St. Paul, Minnesota (CNN)Bernie Sanders has spent his entire campaign saying this day would come.
Now, it’s here.
After more than a year of angling and long periods of indecision, the leaders of the moderate wing of the Democratic Party are rapidly coming together to lift and fortify former Vice President Joe Biden ahead of Super Tuesday. The dramatic coalescing around Biden all came over two days that set the party’s presidential race on a collision course between Sanders’ political revolution and Biden’s bid to revive former President Barack Obama’s legacy.

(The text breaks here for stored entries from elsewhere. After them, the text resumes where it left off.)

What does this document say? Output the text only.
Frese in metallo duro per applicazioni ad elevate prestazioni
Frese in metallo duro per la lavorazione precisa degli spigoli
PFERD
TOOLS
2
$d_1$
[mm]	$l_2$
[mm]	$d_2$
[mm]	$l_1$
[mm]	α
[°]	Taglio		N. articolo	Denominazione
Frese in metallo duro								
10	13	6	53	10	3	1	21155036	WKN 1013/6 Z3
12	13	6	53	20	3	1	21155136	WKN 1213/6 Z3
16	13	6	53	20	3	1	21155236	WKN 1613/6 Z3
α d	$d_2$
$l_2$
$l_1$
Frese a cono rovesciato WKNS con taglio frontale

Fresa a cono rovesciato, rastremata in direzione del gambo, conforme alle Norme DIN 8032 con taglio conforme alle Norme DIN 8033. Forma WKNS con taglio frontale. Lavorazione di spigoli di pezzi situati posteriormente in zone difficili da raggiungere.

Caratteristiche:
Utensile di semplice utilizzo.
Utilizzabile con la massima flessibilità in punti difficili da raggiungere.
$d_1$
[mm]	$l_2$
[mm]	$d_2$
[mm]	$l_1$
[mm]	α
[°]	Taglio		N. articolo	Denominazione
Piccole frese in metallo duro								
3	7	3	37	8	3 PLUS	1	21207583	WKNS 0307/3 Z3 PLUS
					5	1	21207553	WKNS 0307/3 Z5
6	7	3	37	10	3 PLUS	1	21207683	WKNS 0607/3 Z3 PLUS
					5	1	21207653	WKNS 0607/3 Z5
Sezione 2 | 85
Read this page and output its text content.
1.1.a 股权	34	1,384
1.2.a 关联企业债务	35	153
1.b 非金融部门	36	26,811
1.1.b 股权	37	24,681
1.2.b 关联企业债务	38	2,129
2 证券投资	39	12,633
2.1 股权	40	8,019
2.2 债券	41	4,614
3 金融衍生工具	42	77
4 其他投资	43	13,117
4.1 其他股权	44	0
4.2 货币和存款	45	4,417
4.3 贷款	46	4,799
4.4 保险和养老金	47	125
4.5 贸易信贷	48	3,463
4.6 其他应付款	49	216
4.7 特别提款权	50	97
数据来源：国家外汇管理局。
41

The Super Tuesday contests, with about a third of the delegates to the national convention on the line, could decide more than the trajectory of this primary. A run of victories for Sanders in states like California, Texas and Minnesota have the potential to fundamentally alter the identity of a party he has for decades sought to remake according to his own vision. But if Biden can pull together voters, especially suburban moderates, Sanders’ position would be dramatically weakened — and his campaign’s early promise put in doubt.
That dynamic is comfortable territory for Sanders, who on Monday responded matter-of-factly to the rush of support for Biden. He has been predicting a fight with the party establishment would happen, in one form or another, for months. As he jumped up in the polls at the end of last year, and then won in New Hampshire and Nevada, Sanders has delighted in poking at party leaders’ increasingly vocal anxieties over his rise. After inviting Buttigieg and Klobuchar supporters to join his campaign — “The door is open,” he said, “come on in!” — Sanders at his Super Tuesday eve rally in Minnesota, turned his attention back to the “political establishment.”
“When they look at rallies like this in St. Paul and say, ‘What’s going on here?’,” Sanders said, before asking his supporters to “imagine a Democratic Party in which working people and young people finally have a voice.”
Speaking to reporters in Salt Lake City earlier in the day, Sanders touted his own new endorsements: from the progressive group Democracy for America and The Nation, a liberal magazine. He also name-checked other high-profile backers, including Minnesota Rep. Ilhan Omar, New York Rep. Alexandria Ocasio-Cortez and California Rep. Ro Khanna, a campaign co-chair.
“I’m proud of the grassroots organisations that we have. Look, we are taking on the establishment.
And I fully understand, no great surprise to me that establishment politicians are not going to endorse us,” Sanders said when asked about Biden’s recent haul. “The establishment will rally around establishment candidates. That’s the simple reality.”